Adaa
- Species: Sea otter
- Sex: Male
- Born: September 1999
- Died: February 27, 2022 (aged 22)
- Cause of death: Euthanasia
- Residence: Seattle Aquarium Seattle, Washington

= Adaa (sea otter) =

Oldest known male sea otter (1999–2022)

Adaa was a male sea otter at the Seattle Aquarium, known for being the oldest male sea otter on record at 22 years and eight months. Male sea otters in the wild typically live between 10 and 15 years, while females average 15–20 years.

== Early life ==
Adaa was estimated to be seven months old when he was discovered suffering from hypothermia on a remote airport runway in Port Heiden, Alaska. He received emergency care at the Alaska SeaLife Center, where he was named Adaa, an Aleut word meaning "come ashore." He was then transferred to the Oregon Coast Aquarium, where he lived until April 2004, when he was moved to the Seattle Aquarium.

== Appearance, habits and care ==
Adaa was known for his gentle demeanor towards both the female otters and his human handlers. He would hop on his rear flippers while on land and make soft cooing sounds while chewing. His favorite pastimes included crunching on ice and solving puzzle feeders. After the passing of his mate Aniak, he was often seen grooming and holding onto Mishka, Seattle Aquarium's youngest female otter, while he slept.

== Family ==
Adaa sired two pups with Aniak, who was born in captivity in 2002 to Lootas, Seattle Aquarium's oldest otter until her death in November 2020. Lootas, affectionately known as "Grandma," was also rescued in Alaska, and her pups Aniak, Alki, and Yaku became the first sea otters to be successfully born and raised to adulthood in captivity. She was the subject of a children's book, Lootas Little Wave Eater: An Orphaned Sea Otter's Story by Clare Meeker, with the help of Seattle Aquarium.

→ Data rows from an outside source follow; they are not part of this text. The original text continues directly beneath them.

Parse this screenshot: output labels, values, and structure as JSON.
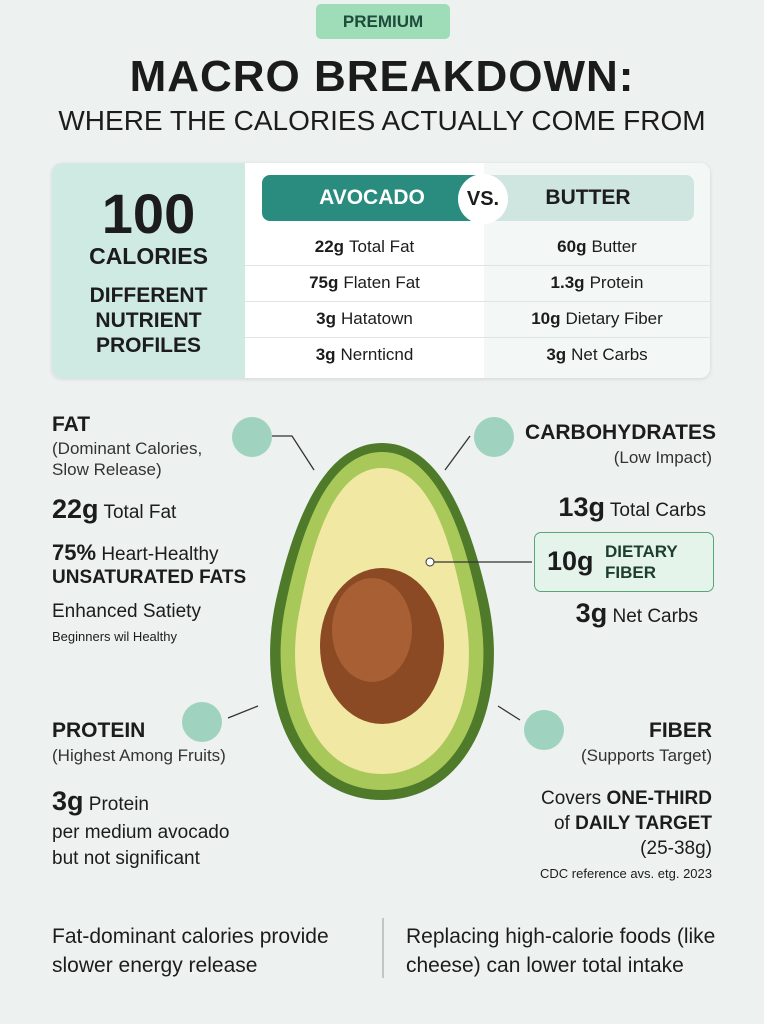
{
  "badge": "PREMIUM",
  "title": "MACRO BREAKDOWN:",
  "subtitle": "WHERE THE CALORIES ACTUALLY COME FROM",
  "summary": {
    "number": "100",
    "unit": "CALORIES",
    "caption": [
      "DIFFERENT",
      "NUTRIENT",
      "PROFILES"
    ]
  },
  "comparison": {
    "left": "AVOCADO",
    "vs": "VS.",
    "right": "BUTTER",
    "rows": [
      {
        "left_amount": "22g",
        "left_text": "Total Fat",
        "right_amount": "60g",
        "right_text": "Butter"
      },
      {
        "left_amount": "75g",
        "left_text": "Flaten Fat",
        "right_amount": "1.3g",
        "right_text": "Protein"
      },
      {
        "left_amount": "3g",
        "left_text": "Hatatown",
        "right_amount": "10g",
        "right_text": "Dietary Fiber"
      },
      {
        "left_amount": "3g",
        "left_text": "Nernticnd",
        "right_amount": "3g",
        "right_text": "Net Carbs"
      }
    ]
  },
  "fat": {
    "title": "FAT",
    "note": [
      "(Dominant Calories,",
      "Slow Release)"
    ],
    "amount": "22g",
    "amount_text": "Total Fat",
    "percent": "75%",
    "percent_text": "Heart-Healthy",
    "emphasis": "UNSATURATED FATS",
    "benefit": "Enhanced Satiety",
    "benefit_note": "Beginners wil Healthy"
  },
  "carbs": {
    "title": "CARBOHYDRATES",
    "note": "(Low Impact)",
    "total_amount": "13g",
    "total_text": "Total Carbs",
    "fiber_amount": "10g",
    "fiber_text": [
      "DIETARY",
      "FIBER"
    ],
    "net_amount": "3g",
    "net_text": "Net Carbs"
  },
  "protein": {
    "title": "PROTEIN",
    "note": "(Highest Among Fruits)",
    "amount": "3g",
    "amount_text": "Protein",
    "lines": [
      "per medium avocado",
      "but not significant"
    ]
  },
  "fiber": {
    "title": "FIBER",
    "note": "(Supports Target)",
    "line1_text": "Covers",
    "line1_bold": "ONE-THIRD",
    "line2_text": "of",
    "line2_bold": "DAILY TARGET",
    "range": "(25-38g)",
    "source": "CDC reference avs. etg. 2023"
  },
  "footer": {
    "left": [
      "Fat-dominant calories provide",
      "slower energy release"
    ],
    "right": [
      "Replacing high-calorie foods (like",
      "cheese) can lower total intake"
    ]
  }
}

Adaa and Aniak's first pup, Chugach, a male, was transferred to Pittsburgh Zoo & Aquarium, where he predeceased Adaa. Their second pup, Sekiu, a female, was the eleventh sea otter pup born at Seattle Aquarium and the last one born in captivity before the Association of Zoos and Aquariums discontinued the otter breeding program to focus resources on rescuing stranded pups.
Sekiu was born during a snowstorm, and the event attracted many Seattle residents who wanted to get a glimpse of mom Aniak carrying around her new pup.

The aquarium's three generations of otters were highly affectionate with each other. When Lootas returned from a 5-month stay at the Oregon Zoo, she was enthusiastically greeted by Adaa. Adaa was reunited with his daughter Sekiu in December 2021, a few months before his death. Aniak died in June 2021. Sekiu is alive and remains one of Seattle Aquarium's featured otters.

== Death ==
In mid-February 2022, Adaa was diagnosed with terminal cancer. He was so trusting of his human handlers that he allowed them to take X-rays and samples of the fluids that had rounded his abdomen. During his last days, Adaa was treated to his favorite foods, such as Dungeness crab and Atlantic surf clam, in addition to his favorite ice to crunch. Despite being given oral steroids to suppress the cancerous cells, his condition rapidly deteriorated and he was humanely euthanized on February 27.

A children's book about Adaa's rescue and subsequent aquarium life, Adaa’s Story: The Remarkable Life of a Rescued Sea Otter, was written and illustrated by Rachel J.E. Sprague in collaboration with the Seattle Aquarium and Alaska SeaLife Center.